Vanaf de brug aan de Esdoornlaan nabij de Wilgensingel valt meteen het fluitekruid in het park op.
Vanaf de brug aan de Esdoornlaan nabij de Wilgensingel valt meteen het fluitekruid in het park op. (Foto: Patrick Wanders)

Fluitekruid is het kant van de parken

Cultuur

Er is geen plant die het landschap in een paar weken tijd zo verandert als het fluitekruid. De Groene Gordel van Rozenburg staat er vol mee.

Door Kor Kegel

‘Hollands kant’, zo werd de plant genoemd door veldbioloog en natuurbeschermer Jac. P. Thijsse (1865-1945). Dat komt omdat de bloemen fijn van vorm zijn en op kant lijken. Elk bloempje heeft een omwindseltje en vijf kroonblaadjes.
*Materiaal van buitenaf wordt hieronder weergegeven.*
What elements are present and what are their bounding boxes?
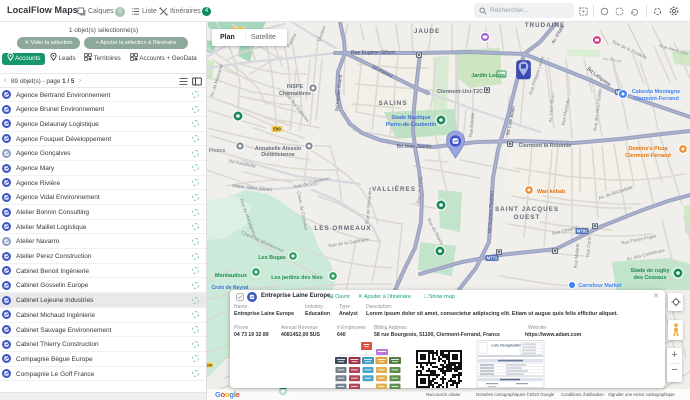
svg-text:Chamalières: Chamalières — [279, 91, 311, 97]
svg-text:M771: M771 — [487, 256, 498, 261]
svg-text:SAINT JACQUES: SAINT JACQUES — [495, 206, 559, 213]
svg-text:Clermont la Rotonde: Clermont la Rotonde — [518, 143, 571, 149]
svg-text:VALLIÈRES: VALLIÈRES — [372, 184, 416, 193]
svg-text:des Cezeaux: des Cezeaux — [634, 275, 667, 281]
svg-text:Les jardins des fées: Les jardins des fées — [271, 275, 323, 281]
svg-text:Clermont-Ferrand: Clermont-Ferrand — [625, 153, 671, 159]
svg-text:INSPE: INSPE — [287, 84, 304, 90]
svg-text:Rue Eugène Gilbert: Rue Eugène Gilbert — [351, 50, 396, 56]
svg-text:Carrefour Market: Carrefour Market — [578, 283, 622, 289]
svg-text:E90: E90 — [273, 127, 281, 132]
svg-text:SALINS: SALINS — [378, 100, 407, 107]
svg-text:Clermont-Uni-T2C: Clermont-Uni-T2C — [437, 89, 483, 95]
svg-text:Cabesto Montagne: Cabesto Montagne — [632, 89, 680, 95]
svg-text:Wan kebab: Wan kebab — [537, 189, 566, 195]
svg-text:Domino's Pizza: Domino's Pizza — [628, 146, 668, 152]
svg-text:E90: E90 — [207, 364, 212, 368]
svg-text:Jardin Lecoq: Jardin Lecoq — [471, 73, 505, 79]
svg-text:Stade Nautique: Stade Nautique — [391, 115, 430, 121]
svg-text:Les Bugas: Les Bugas — [258, 255, 285, 261]
svg-text:Diététicienne: Diététicienne — [261, 152, 295, 158]
svg-text:Montaudoux: Montaudoux — [215, 273, 247, 279]
svg-text:M791: M791 — [577, 229, 588, 234]
svg-text:JAUDE: JAUDE — [414, 28, 440, 35]
svg-text:Pierre-de-Coubertin: Pierre-de-Coubertin — [386, 122, 437, 128]
svg-text:LES ORMEAUX: LES ORMEAUX — [314, 225, 371, 232]
svg-text:Stade de rugby: Stade de rugby — [631, 268, 670, 274]
svg-text:Bd Jean Jaurès: Bd Jean Jaurès — [397, 144, 432, 150]
svg-text:Clermont-Ferrand: Clermont-Ferrand — [633, 96, 679, 102]
svg-text:Liste Récapitulatif: Liste Récapitulatif — [491, 344, 521, 348]
svg-text:OUEST: OUEST — [514, 214, 541, 221]
svg-text:Photos: Photos — [209, 148, 226, 154]
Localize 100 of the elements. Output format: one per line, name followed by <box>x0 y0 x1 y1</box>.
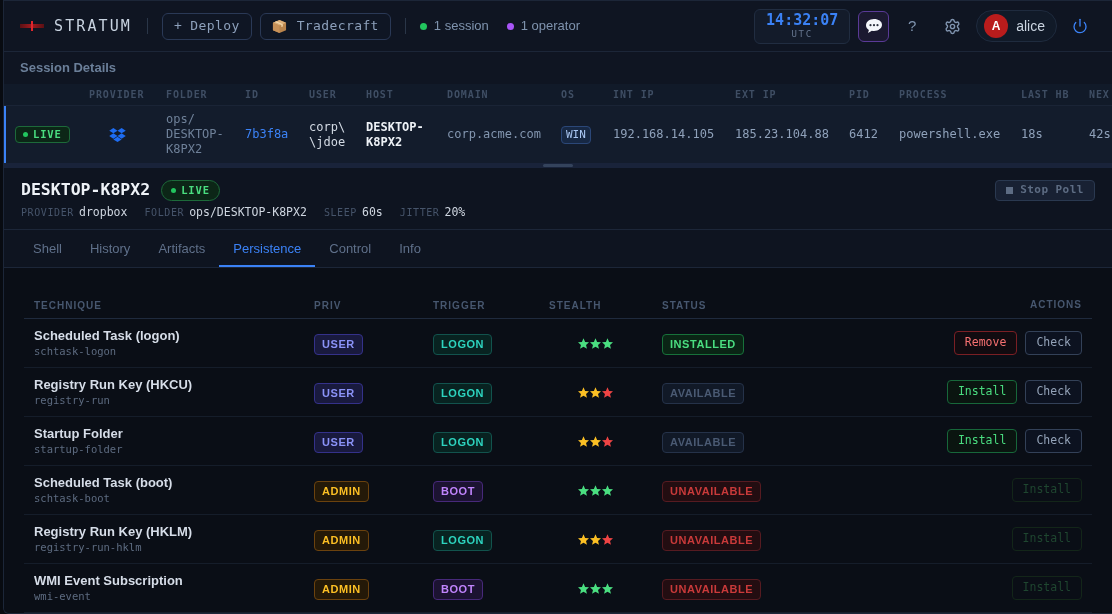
tradecraft-button[interactable]: Tradecraft <box>259 12 391 40</box>
column-header: HOST <box>366 88 394 102</box>
check-button[interactable]: Check <box>1025 380 1082 404</box>
deploy-button[interactable]: + Deploy <box>161 12 252 40</box>
meta-label: FOLDER <box>144 206 185 220</box>
stat-label: 1 session <box>433 17 489 36</box>
star-icon <box>602 435 613 447</box>
privilege-tag: ADMIN <box>314 578 369 600</box>
stat-label: 1 operator <box>520 17 580 36</box>
meta-label: SLEEP <box>323 206 357 220</box>
logo-icon <box>20 21 44 31</box>
technique-id: startup-folder <box>34 442 123 456</box>
meta-value: 60s <box>362 205 383 219</box>
tab[interactable]: Artifacts <box>144 230 220 267</box>
meta-value: ops/DESKTOP-K8PX2 <box>189 205 307 219</box>
privilege-tag: ADMIN <box>314 480 369 502</box>
section-title: Session Details <box>20 59 117 78</box>
tab[interactable]: Info <box>385 230 435 267</box>
stop-icon <box>1006 186 1014 194</box>
table-cell: 185.23.104.88 <box>735 127 829 142</box>
star-icon <box>578 484 589 496</box>
help-button[interactable]: ? <box>897 11 928 41</box>
settings-icon <box>943 17 961 35</box>
column-header: STEALTH <box>549 300 602 311</box>
host-title: DESKTOP-K8PX2 <box>21 179 151 201</box>
remove-button[interactable]: Remove <box>953 331 1018 355</box>
user-avatar: A <box>984 14 1009 38</box>
technique-name: Startup Folder <box>34 426 123 442</box>
status-tag: UNAVAILABLE <box>662 578 762 600</box>
status-tag: UNAVAILABLE <box>662 529 762 551</box>
table-cell-text: corp\\jdoe <box>309 119 347 150</box>
table-cell: corp.acme.com <box>447 127 541 142</box>
star-icon <box>578 386 589 398</box>
package-icon <box>271 18 287 34</box>
star-icon <box>578 533 589 545</box>
trigger-tag: LOGON <box>433 529 493 551</box>
privilege-tag: USER <box>314 382 363 404</box>
star-icon <box>578 582 589 594</box>
privilege-tag: USER <box>314 333 363 355</box>
meta-label: JITTER <box>399 206 440 220</box>
column-header: STATUS <box>662 300 707 311</box>
star-icon <box>602 533 613 545</box>
tab[interactable]: Control <box>315 230 386 267</box>
provider-logo-icon <box>109 127 126 142</box>
trigger-tag: BOOT <box>433 480 483 502</box>
star-icon <box>602 337 613 349</box>
technique-name: Scheduled Task (logon) <box>34 328 180 344</box>
brand-name: STRATUM <box>54 15 132 37</box>
chat-button[interactable] <box>858 10 890 42</box>
status-tag: AVAILABLE <box>662 382 745 404</box>
user-menu-button[interactable]: A alice <box>976 10 1057 42</box>
column-header: NEX <box>1089 88 1110 102</box>
table-cell-text: ops/DESKTOP-K8PX2 <box>166 112 225 157</box>
check-button[interactable]: Check <box>1025 429 1082 453</box>
technique-name: WMI Event Subscription <box>34 573 183 589</box>
speech-bubble-icon <box>864 18 883 34</box>
column-header: TRIGGER <box>433 300 486 311</box>
status-tag: UNAVAILABLE <box>662 480 762 502</box>
column-header: USER <box>309 88 337 102</box>
privilege-tag: ADMIN <box>314 529 369 551</box>
star-icon <box>590 484 601 496</box>
resize-handle[interactable] <box>4 163 1112 168</box>
column-header: DOMAIN <box>447 88 489 102</box>
technique-name: Registry Run Key (HKLM) <box>34 524 193 540</box>
install-button[interactable]: Install <box>946 429 1018 453</box>
column-header: ACTIONS <box>1030 297 1082 312</box>
clock-zone: UTC <box>791 29 814 40</box>
clock-time: 14:32:07 <box>766 12 839 29</box>
star-icon <box>578 435 589 447</box>
status-text: LIVE <box>181 184 210 196</box>
stop-poll-button[interactable]: Stop Poll <box>995 179 1095 201</box>
install-button[interactable]: Install <box>946 380 1018 404</box>
column-header: PROCESS <box>899 88 948 102</box>
meta-label: PROVIDER <box>21 206 74 220</box>
trigger-tag: LOGON <box>433 333 493 355</box>
check-button[interactable]: Check <box>1025 331 1082 355</box>
session-row[interactable]: LIVE ops/DESKTOP-K8PX2 7b3f8a corp\\jdoe DESKTOP-K8PX2 corp.acme.com WIN 192.168.14.105 185.23.104.88 6412 powershell.exe 18s 42s <box>4 106 1112 163</box>
technique-id: registry-run <box>34 393 110 407</box>
technique-name: Registry Run Key (HKCU) <box>34 377 193 393</box>
table-cell: 18s <box>1021 127 1043 142</box>
table-cell: powershell.exe <box>899 127 1001 142</box>
table-cell-text: DESKTOP-K8PX2 <box>366 119 425 150</box>
status-tag: AVAILABLE <box>662 431 745 453</box>
meta-value: dropbox <box>78 205 128 219</box>
star-icon <box>590 582 601 594</box>
star-icon <box>590 337 601 349</box>
technique-name: Scheduled Task (boot) <box>34 475 173 491</box>
meta-value: 20% <box>444 205 466 219</box>
table-cell: 7b3f8a <box>245 127 289 142</box>
technique-id: wmi-event <box>34 589 91 603</box>
privilege-tag: USER <box>314 431 363 453</box>
column-header: PID <box>849 88 870 102</box>
column-header: PRIV <box>314 300 342 311</box>
star-icon <box>590 386 601 398</box>
column-header: ID <box>245 88 259 102</box>
column-header: TECHNIQUE <box>34 300 102 311</box>
tab[interactable]: History <box>75 230 145 267</box>
column-header: LAST HB <box>1021 88 1070 102</box>
tab[interactable]: Shell <box>19 230 76 267</box>
trigger-tag: LOGON <box>433 382 493 404</box>
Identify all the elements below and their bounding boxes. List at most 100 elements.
Een maand geleden zag je het fluitekruid nog vrijwel nergens. Nu staat het weelderig in de stadsparken en op de Landtong Rozenburg, soms anderhalve meter tot zelfs twee meter hoog.

Omtoverkracht

Er zijn wel meer planten met sterke invloed op het landschap, zoals het koolzaad dat aan weerszijden van de N57 zorgt voor gele strepen over Voorne-Putten, en ook bereklauw en groot hoefblad, maar niet in zulke hoeveelheden als het fluitekruid. De rode en roestbruine accenten van zuring en de groene bolwerken van brandnetel en varens halen het ook niet bij de omtoverkracht van fluitekruid.

‘Fluitenkruid’

Volgens de officiële spelling is het tegenwoordig fluitenkruid, maar geen botanicus krijgt die tussen-n over zijn lippen en volgens de ‘witte spelling’ van het Genootschap Onze Taal mag fluitekruid zonder n ook. De schermen zijn samengesteld uit witte bloempjes die vroeg bloeien en dan ineens grasvelden en wegbermen luister bijzetten.

Fluitjes maken

Het fluitekruid dankt zijn naam aan de stengels waarvan je fluitjes kunt maken. Een holle pijp moet dan onderaan een dichte knoop hebben, waarna je halverwege overlangs een snee maakt.